Counter Strike, Half-Life ou encore Pro Evolution Soccer et Hitman n'ont plus de secret aux yeux de milliers de jeunes internautes qui envahissent les cybercafés à la moindre occasion pour s'adonner à des parties interminables mettant en jeu une lutte antiterroriste virtuelle où s'affrontent une équipe de terroristes et d'antiterroristes au cours de plusieurs manches. Les joueurs marquent des points en accomplissant les objectifs de la carte de jeu et en éliminant leurs adversaires, dans le but de faire gagner leur équipe. Le jeu, actuellement en version 1.6, connaît, depuis sa sortie officielle le 8 novembre 2000, un succès phénoménal sur Internet, faisant de lui le jeu de tir subjectif en ligne le plus joué dans le monde. A 50 DA l'heure, les jeunes passent facilement jusqu'à trois heures collés à l'ordinateur délaissant, par la même occasion, leurs devoirs scolaires. Pour Djamel, père de deux enfants dont l'aîné, 13 ans, est accro aux jeux sur réseau, la situation devient parfois complexe et est sujette souvent à des prises de bec entre lui et sa mère qui ne voit pas le danger d'une telle dépendance. «Parfois, je suis obligé de le ramener à la maison moi-même parce qu'il s'oublie facilement dans le cyber du quartier, je lui ai fait maintes fois la morale mais c'est comme parler à un sourd». En désespoir de cause, Djamel usera de sévérité en interdisant à son fils l'accès au cyber et en lui coupant les vivres. Cette décision ne fera qu'empirer les choses puisque de l'aveu même de Djamel, son fils est devenu plus agressif en se renfermant sur lui-même.

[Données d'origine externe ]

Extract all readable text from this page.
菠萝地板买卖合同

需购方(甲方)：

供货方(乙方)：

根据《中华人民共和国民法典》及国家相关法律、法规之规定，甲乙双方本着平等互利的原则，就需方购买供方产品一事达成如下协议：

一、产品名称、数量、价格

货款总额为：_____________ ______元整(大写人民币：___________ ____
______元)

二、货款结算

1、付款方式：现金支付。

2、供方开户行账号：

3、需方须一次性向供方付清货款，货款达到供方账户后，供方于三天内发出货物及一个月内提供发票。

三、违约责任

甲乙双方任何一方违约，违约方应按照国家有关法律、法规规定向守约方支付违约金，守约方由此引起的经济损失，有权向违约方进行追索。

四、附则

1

Pour d'autres, l'Internet est devenu une véritable fenêtre ouverte sur la démocratie et la présence des Algériens sur différents forums de discussion qui traitent des sujets les plus divers, du sérieux jusqu'au loufoque. Des milliers d'Algériens ont également créé leurs propres blogs pour partager leurs passions (poésie, leurs villes ou pays, stars, cinéma, littérature...), leurs souvenirs mais aussi leurs ressentiments à l'endroit des événements qui secouent le monde. Dans la blogosphère algérienne, beaucoup de blogs ont emprunté le chemin de la dénonciation et certains n'hésitent pas à fustiger les dirigeants politiques et les avatars économiques du pays. Pour Samir, gérant de cybercafé, «personne ne peut comptabiliser avec exactitude la blogosphère algérienne même si des milliers sont référencés par certains sites de référencement». Pour les spécialistes, il est certain qu'en dépit de l'incertitude des chiffres, le phénomène du blog gagne en ampleur tous les jours: entre janvier 2004 et décembre 2006, le nombre des blogs est monté de 1,60 millions à... 63,1 millions, dont 50 millions pour les seuls Etats-Unis. La blogosphère a donc vu sa taille multipliée par plus de 11 en 2 ans.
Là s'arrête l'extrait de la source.